É certo que o espírito se atrofia num corpo defeituoso. Quasímodo mal percebia que se movia às cegas dentro de si uma alma feita à sua imagem. A impressão dos objectos sofria uma refracção considerável antes de lhe alcançar o cérebro. Este cérebro era um ambiente especial: as ideias, que o atravessavam, saíam de lá todas deformadas. A reflexão proveniente dessa refracção era necessariamente divergente e quebrada. Por consequência, mil ilusões de óptica, mil aberrações de raciocínio, mil desvios onde o seu pensamento divagava, ora louco, ora idiota.
O primeiro efeito desta fatal organização era o de transtornar-lhe o olhar que lançava sobre as coisas. Não recebia delas quase nenhuma percepção imediata. O mundo exterior parecia-lhe muito mais afastado do que a nós.

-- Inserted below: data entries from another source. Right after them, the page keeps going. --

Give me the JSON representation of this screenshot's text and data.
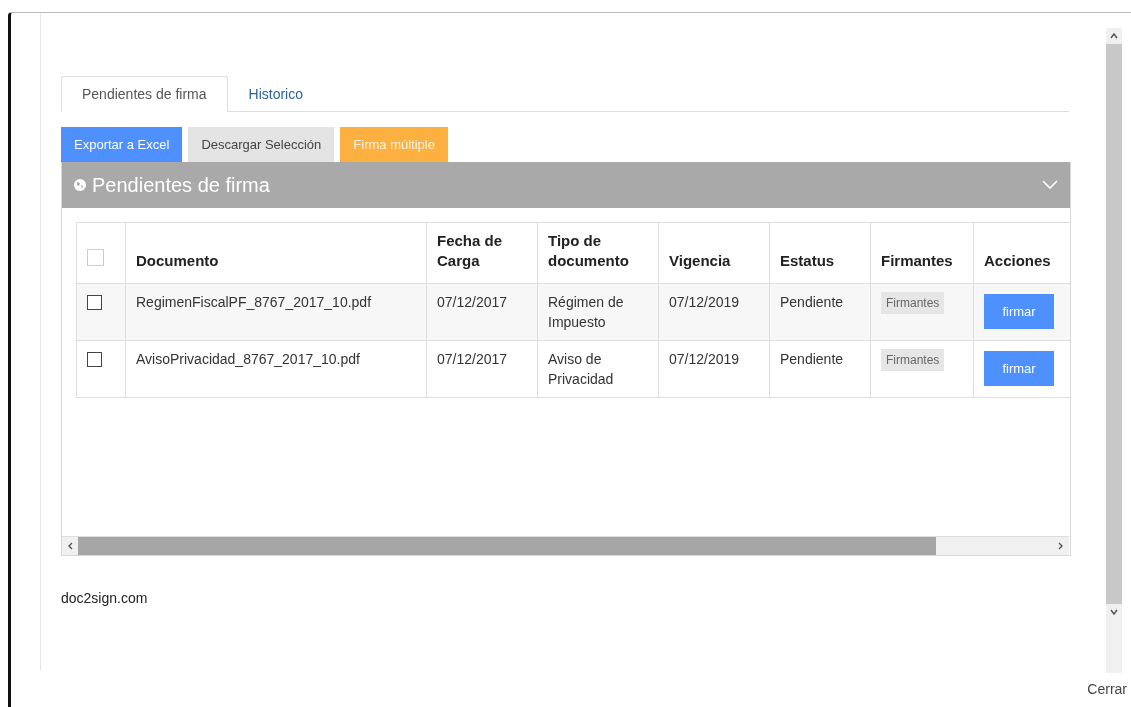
{
  "tabs": [
    {
      "label": "Pendientes de firma",
      "selected": true
    },
    {
      "label": "Historico",
      "selected": false
    }
  ],
  "toolbar": [
    {
      "label": "Exportar a Excel",
      "kind": "primary"
    },
    {
      "label": "Descargar Selección",
      "kind": "default"
    },
    {
      "label": "Firma múltiple",
      "kind": "warning"
    }
  ],
  "panel": {
    "title": "Pendientes de firma"
  },
  "table": {
    "select_all": {
      "checked": false
    },
    "columns": [
      "Documento",
      "Fecha de Carga",
      "Tipo de documento",
      "Vigencia",
      "Estatus",
      "Firmantes",
      "Acciones"
    ],
    "rows": [
      {
        "checked": false,
        "document": "RegimenFiscalPF_8767_2017_10.pdf",
        "upload_date": "07/12/2017",
        "doc_type": "Régimen de Impuesto",
        "validity": "07/12/2019",
        "status": "Pendiente",
        "signers": "Firmantes",
        "action": "firmar"
      },
      {
        "checked": false,
        "document": "AvisoPrivacidad_8767_2017_10.pdf",
        "upload_date": "07/12/2017",
        "doc_type": "Aviso de Privacidad",
        "validity": "07/12/2019",
        "status": "Pendiente",
        "signers": "Firmantes",
        "action": "firmar"
      }
    ]
  },
  "footer": "doc2sign.com",
  "close_link": "Cerrar"
}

O segundo efeito dessa sua desgraça foi a de torná-lo mesmo mau.
Efectivamente, era mau porque era selvagem e era selvagem porque era feio. Na sua índole, havia uma lógica tal como existe na nossa.
A força, que tão extraordinariamente se lhe desenvolvera, era mais uma causa da sua maldade. Malus puer robustus, dizia Hobbes.

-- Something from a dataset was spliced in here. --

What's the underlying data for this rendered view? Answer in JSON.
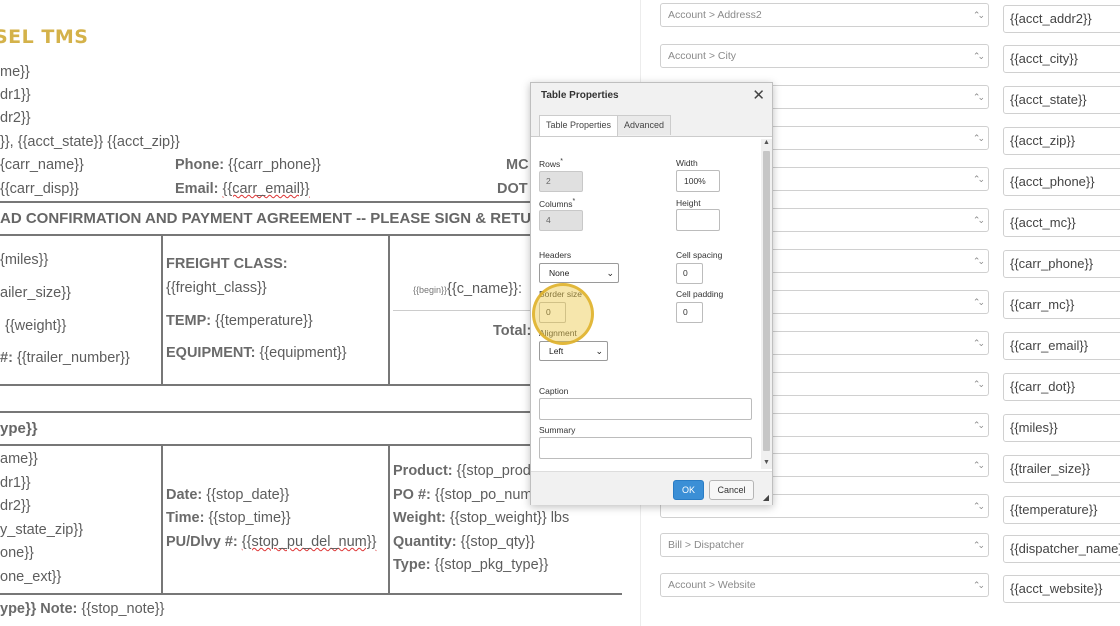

Aliás, há que lhe prestar esta justiça: a maldade não era talvez inata nele. Desde que ensaiara os primeiros passos entre os homens, sentira-se e, depois, viu-se, vilipendiado, espezinhado, repelido. Para ele, a palavra humana era sempre uma caçoada ou uma maldição. Ao crescer, só encontrou hostilidades à sua roda. Apoderara-se dela. A maldade geral inoculara-se-lhe. Apanhou a arma com que o tinham ferido.
Para mais, só contrariado virava a cara para o lado dos homens. A sua catedral bastava-lhe. Ela povoava-se de figuras de mármore, de reis, de santos, de bispos, que, ao menos, não se lhe riam na cara e só tinham para ele um olhar sereno e benevolente. As outras estátuas, as dos monstros e dos demónios, não lhe afirmavam ódio. Pareciam-se de mais com ele para que tal sucedesse. Motejavam mais depressa dos outros homens. Os santos eram seus amigos e abençoavam-no; os monstros eram seus amigos e guardavam-no. Por isso, tinha prolongados desabafos com eles. Desta sorte, passava às vezes horas esquecidas, acocorado diante de uma dessas estátuas, a conversar solitariamente com ela. Se aparecia alguém, escapulia-se como um amante surpreendido numa serenata.